Perform complex filtering upon a VCF file.
To install and test VcfFilterPy
git clone /~https://github.com/superDross/VcfFilterPy
export PYTHONPATH=$PYTHONPATH:/path/to/VcfFilterPy/
cd VcfFilterPy/
python3 VcfFilterPy --test
This project was born out of the inability to perform complex filtering upon certain fields such as allele balance with existing vcf filtering tools and it has been created to allow one to easily calculate custom fields and filter them. This can be done by altering the create_custom_fields.py file.
Filtering can be done at the python interpretor or at the command line. The below example shows one how to do this at both by filtering a vcf for variants in which at least one sample has an allele balance above 0.3 and an ALT allele depth above 30.
At the python interpreter:
from VcfFilterPy.Vcf import Vcf
# initilise a Vcf object and filter
vcf = VCF("test.vcf")
vcf.filter_vcf(['AB > 0.3', 'AD[1] > 30'], how='any')

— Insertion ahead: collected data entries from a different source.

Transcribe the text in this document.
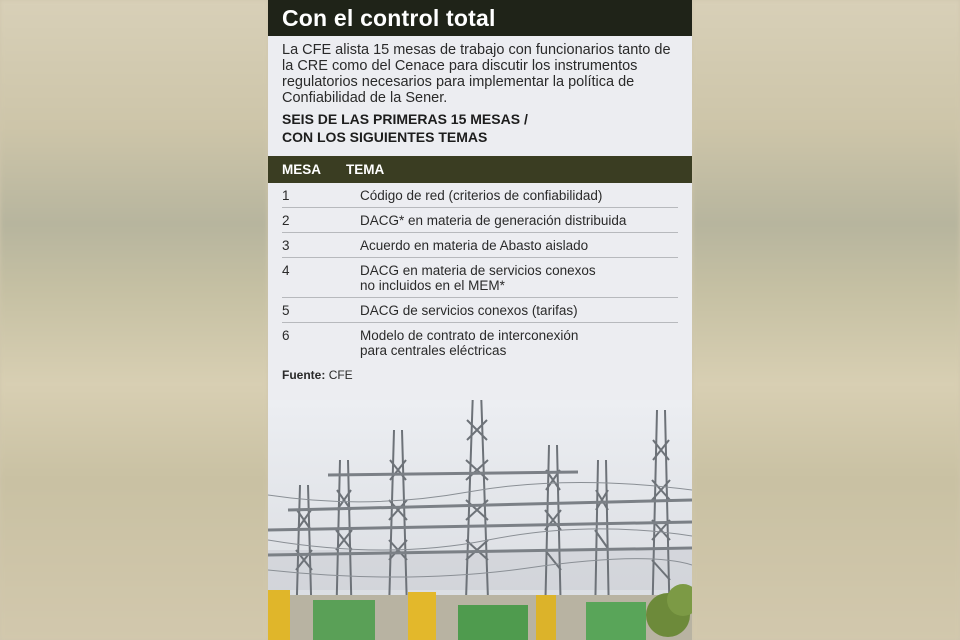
Con el control total
La CFE alista 15 mesas de trabajo con funcionarios tanto de la CRE como del Cenace para discutir los instrumentos regulatorios necesarios para implementar la política de Confiabilidad de la Sener.
SEIS DE LAS PRIMERAS 15 MESAS /
CON LOS SIGUIENTES TEMAS
MESA	TEMA
1	Código de red (criterios de confiabilidad)
2	DACG* en materia de generación distribuida
3	Acuerdo en materia de Abasto aislado
4	DACG en materia de servicios conexos
no incluidos en el MEM*
5	DACG de servicios conexos (tarifas)
6	Modelo de contrato de interconexión
para centrales eléctricas
Fuente: CFE
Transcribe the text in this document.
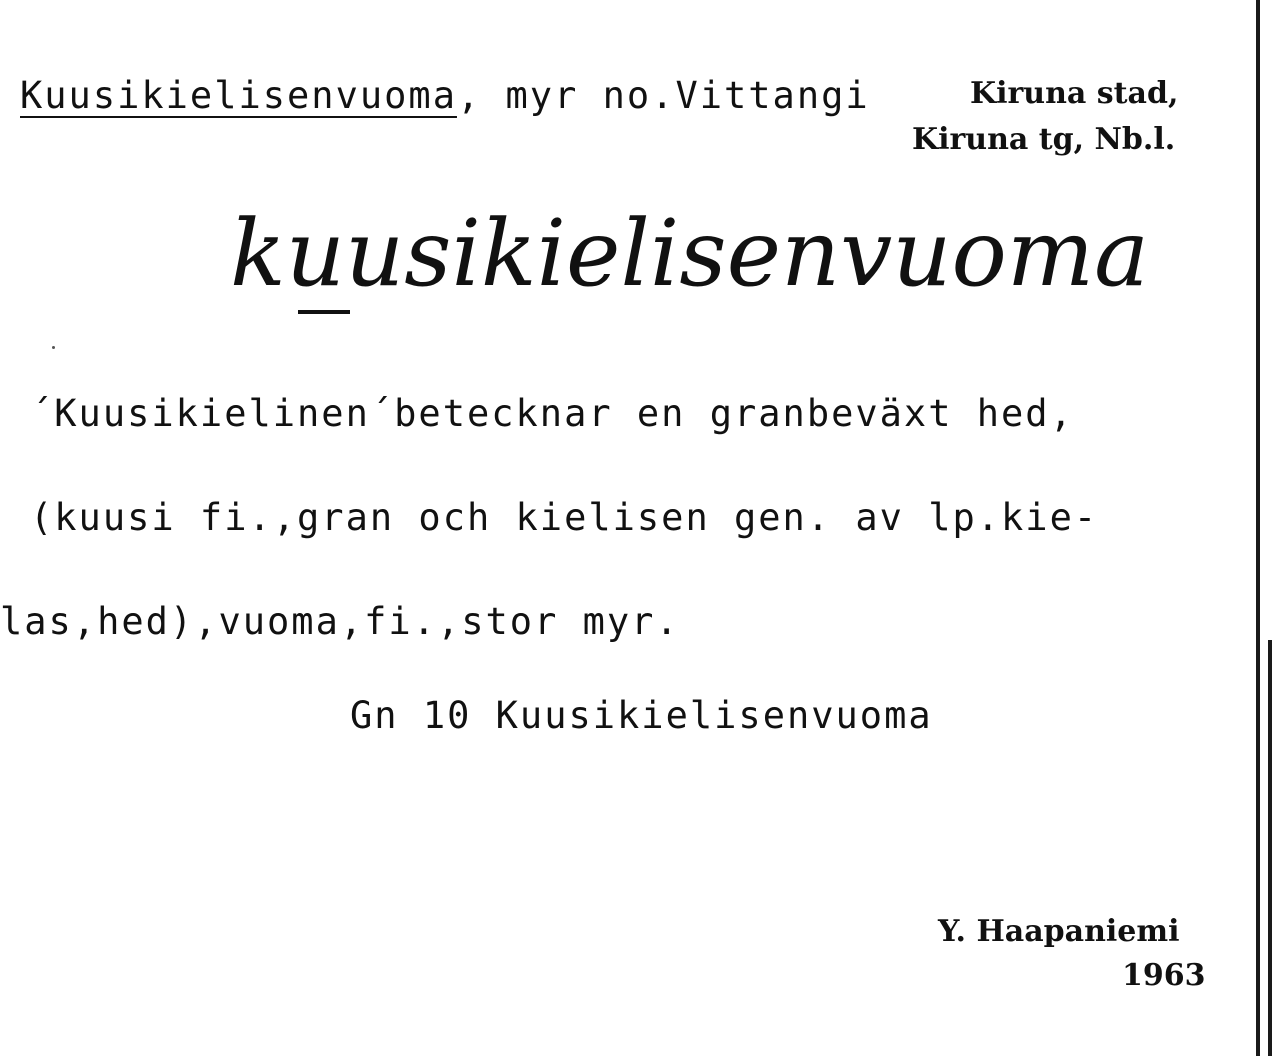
Kuusikielisenvuoma, myr no.Vittangi	Kiruna stad,
Kiruna tg, Nb.l.
kuusikielisenvuoma
´Kuusikielinen´betecknar en granbeväxt hed,
(kuusi fi.,gran och kielisen gen. av lp.kie-
las,hed),vuoma,fi.,stor myr.
Gn 10 Kuusikielisenvuoma
Y. Haapaniemi
1963
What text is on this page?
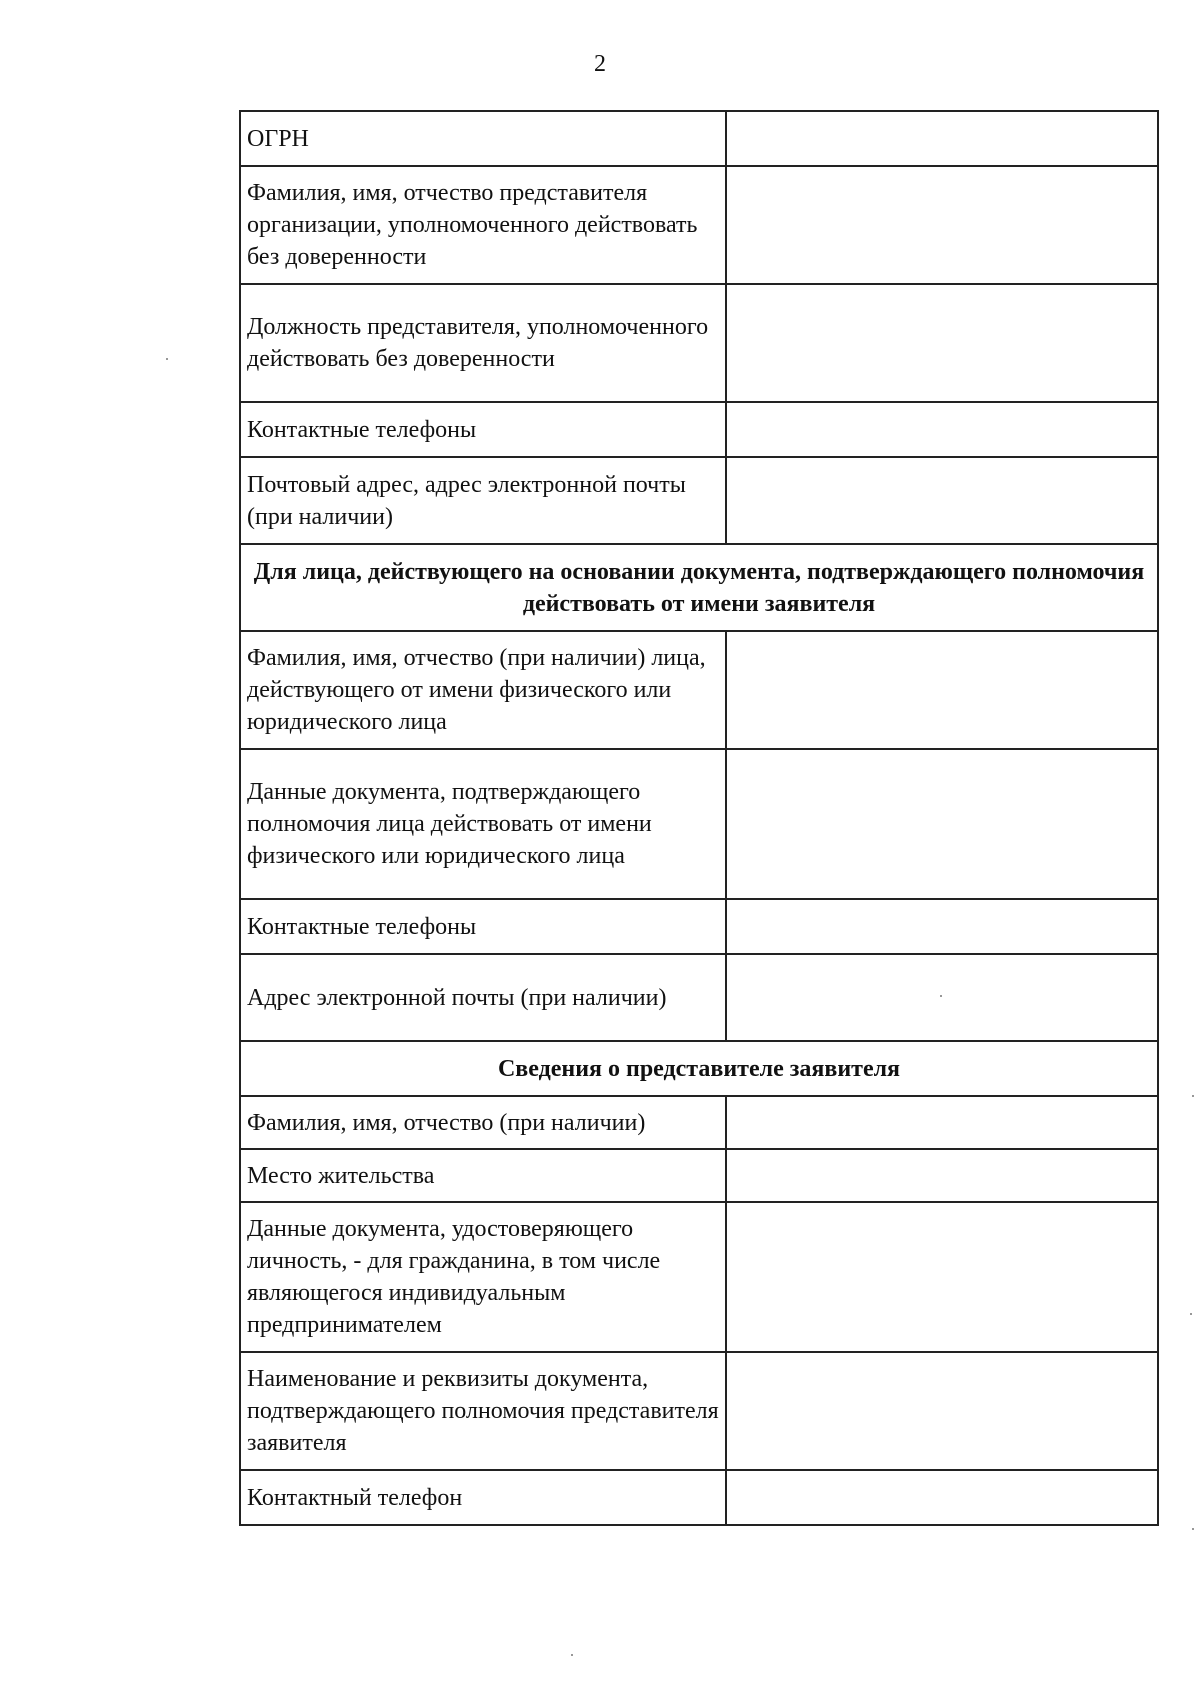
2
ОГРН	
Фамилия, имя, отчество представителя организации, уполномоченного действовать без доверенности	
Должность представителя, уполномоченного действовать без доверенности	
Контактные телефоны	
Почтовый адрес, адрес электронной почты (при наличии)	
Для лица, действующего на основании документа, подтверждающего полномочия действовать от имени заявителя	
Фамилия, имя, отчество (при наличии) лица, действующего от имени физического или юридического лица	
Данные документа, подтверждающего полномочия лица действовать от имени физического или юридического лица	
Контактные телефоны	
Адрес электронной почты (при наличии)	
Сведения о представителе заявителя	
Фамилия, имя, отчество (при наличии)	
Место жительства	
Данные документа, удостоверяющего личность, - для гражданина, в том числе являющегося индивидуальным предпринимателем	
Наименование и реквизиты документа, подтверждающего полномочия представителя заявителя	
Контактный телефон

# get the number of variants remaining after filtering
vcf.write_filtered_vcf("out.vcf")
# print the number variants remianing after filtering
vcf.count
At the command line:
python3 VcfFilterPy --vcf test.vcf \
--filter 'AB > 0.3, AD[1] > 30' \
--operator 'any' \
--out out.vcf
Extremely complex filtering can be performed such as; filter for variants in chromosome 1, above positions 2235893, has an reference allele count above 20 and in which at least one sample has a genotype 0/1, genotype depth of at least 50 and genotype quality of at least 30:
python3 VcfFilterPy \
--vcf test.py \
--filter 'CHROM = 1, POS > 2235893, AC[0] > 20, ID != ., GT = 0/1, DP >= 50, GQ >= 30' \
--operator 'any' \
--out out.vcf
This tool has not been designed to work with multi-allelic variants nor InDels.